Friday, September 13, 2013

School Funding Rant

I was sitting in a meeting yesterday where we were trying to decide how to spend about $10,000 that would be coming to my school from our district. I don’t exactly remember the reason the money was coming our way. Here were my choices to advocate for how to spend the money (in parenthesis is the amount of money needed to cover this cost):

Spend it to pay for subs to cover teachers when they had to take a day out of the classroom to co-plan with their department. My school is working towards having students defend a portfolio of their best work in order to graduate.
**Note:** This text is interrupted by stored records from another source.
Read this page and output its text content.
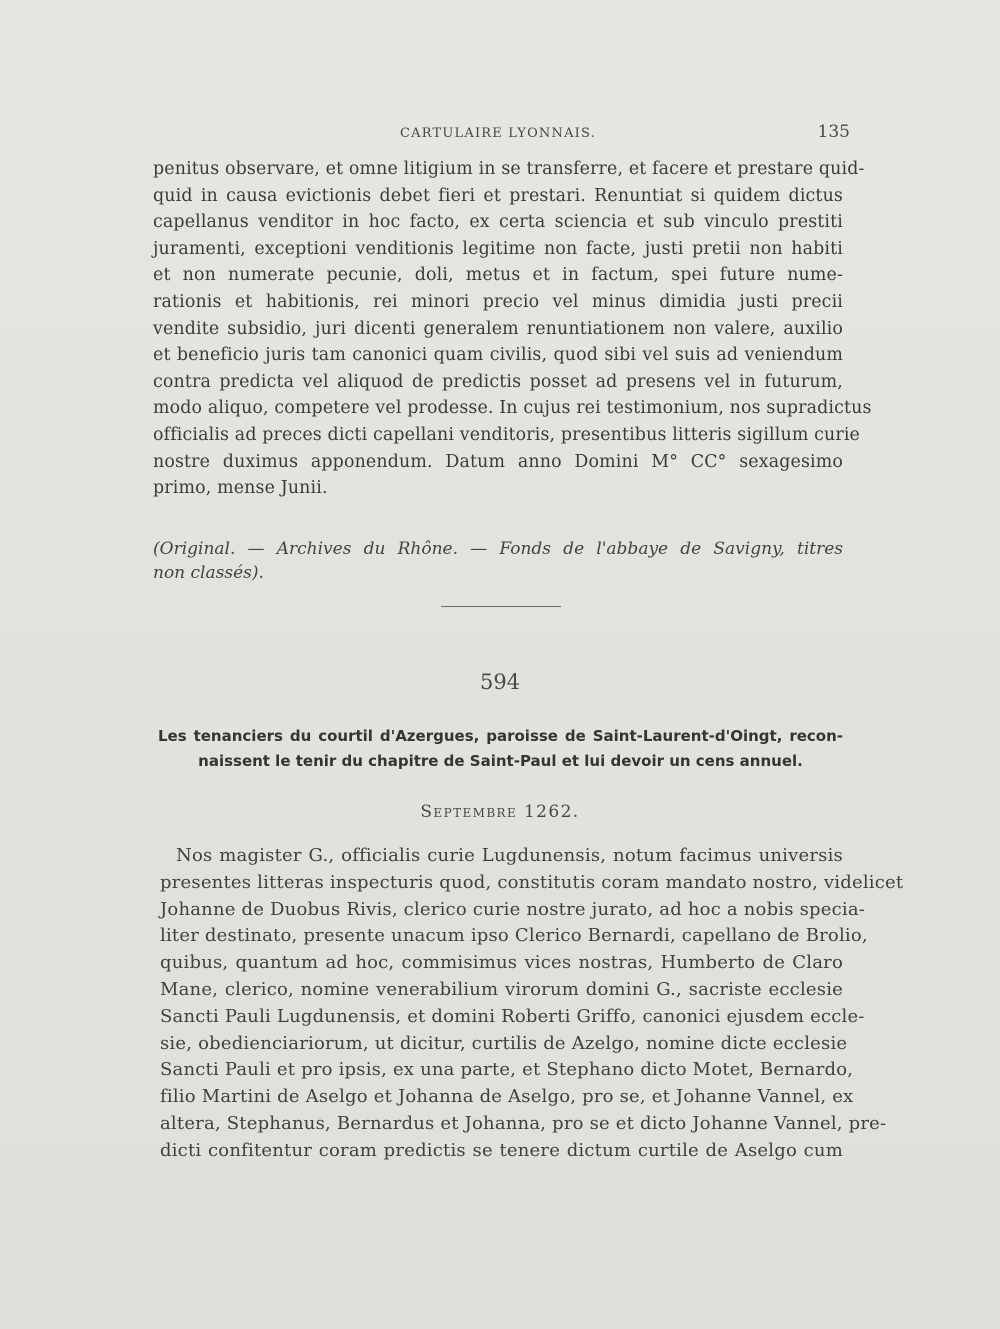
CARTULAIRE LYONNAIS.	135

penitus observare, et omne litigium in se transferre, et facere et prestare quid-
quid in causa evictionis debet fieri et prestari. Renuntiat si quidem dictus
capellanus venditor in hoc facto, ex certa sciencia et sub vinculo prestiti
juramenti, exceptioni venditionis legitime non facte, justi pretii non habiti
et non numerate pecunie, doli, metus et in factum, spei future nume-
rationis et habitionis, rei minori precio vel minus dimidia justi precii
vendite subsidio, juri dicenti generalem renuntiationem non valere, auxilio
et beneficio juris tam canonici quam civilis, quod sibi vel suis ad veniendum
contra predicta vel aliquod de predictis posset ad presens vel in futurum,
modo aliquo, competere vel prodesse. In cujus rei testimonium, nos supradictus
officialis ad preces dicti capellani venditoris, presentibus litteris sigillum curie
nostre duximus apponendum. Datum anno Domini M° CC° sexagesimo
primo, mense Junii.

(Original. — Archives du Rhône. — Fonds de l'abbaye de Savigny, titres
non classés).

594
Les tenanciers du courtil d'Azergues, paroisse de Saint-Laurent-d'Oingt, recon-
naissent le tenir du chapitre de Saint-Paul et lui devoir un cens annuel.
Septembre 1262.

Nos magister G., officialis curie Lugdunensis, notum facimus universis
presentes litteras inspecturis quod, constitutis coram mandato nostro, videlicet
Johanne de Duobus Rivis, clerico curie nostre jurato, ad hoc a nobis specia-
liter destinato, presente unacum ipso Clerico Bernardi, capellano de Brolio,
quibus, quantum ad hoc, commisimus vices nostras, Humberto de Claro
Mane, clerico, nomine venerabilium virorum domini G., sacriste ecclesie
Sancti Pauli Lugdunensis, et domini Roberti Griffo, canonici ejusdem eccle-
sie, obedienciariorum, ut dicitur, curtilis de Azelgo, nomine dicte ecclesie
Sancti Pauli et pro ipsis, ex una parte, et Stephano dicto Motet, Bernardo,
filio Martini de Aselgo et Johanna de Aselgo, pro se, et Johanne Vannel, ex
altera, Stephanus, Bernardus et Johanna, pro se et dicto Johanne Vannel, pre-
dicti confitentur coram predictis se tenere dictum curtile de Aselgo cum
In order to create these portfolio pieces, departments need time to (in no particular order): be clear on the most important skills that a high school graduate should have after spending time in their department, create projects that push students to do that thinking, reflect on and modify those projects in order to make them better/more in line with department goals/better line up with school goals, and create new projects in areas where projects are lacking. Clearly, spending money in this area is essential to our school’s mission, as well as creating critical thinkers and productive citizens. Cost: all of the available money

Pay for locks for our students’ lockers. Since the ACLU lawsuit about public education providing all the necessities for a student to function normally for free - meaning public schools can’t charge for field trips, locks for lockers, or PE clothes - these expenditures are becoming more normal. After discussing this topic very briefly, it is agreed that this money must be spent to ensure equal access to all our students. Cost: $1500

The next possible use of the money was to support low income seniors so that they could attend senior events. This means things like prom (though low SES students can get highly reduced prices to prom), Senior Knight (the senior party the night before graduation), and graduation gowns. Cost: $2000

My school has an advisory program that teaches students life skills and content that would normally be covered in content area classes. However, given the NCLB and high-stakes testing era, these skills have fallen by the wayside - advisory makes sure every student has a place to learn the skills. My advisory (grades 9 and 10) also serves as a home base for students throughout their adjustment to high school. Every year I have student-led conferences where parents/guardians show up and have students reflect on their progress thus far in the year, set goals for the next grading period, and answer parent and teacher questions. The next use of the money from my district was was to reimburse the 9th and 11th grade teachers for the time they put into these conferences. Cost: $6000

The final choice: ensure funding for the entire year for our after school program. We have had an after school study program for the last four to five years. This program is funded by our site’s money and staffed by graduates of the program and run by graduates of the high school I work at. The after school program serves at-risk students that, despite our best efforts, don’t get served by our best efforts. Cost: $1000

Why does a school - an incredibly progressive high school, with a history of innovation and creativity - need to fight for a couple thousand dollars? All of these things I just mentioned should get funded - all are essential. The fact that I - and the other teacher I teach with - have to MAKE A CHOICE about funding programs that are incredibly important to my school (a progressive school that doesn't waste money and has a butt-load of teachers that work REALLY HARD) really angers me. Should all of these programs be funded? Yes. Like one hundred times over. Why can’t they be? Grr.

Thanks. I feel better now. Or a little better.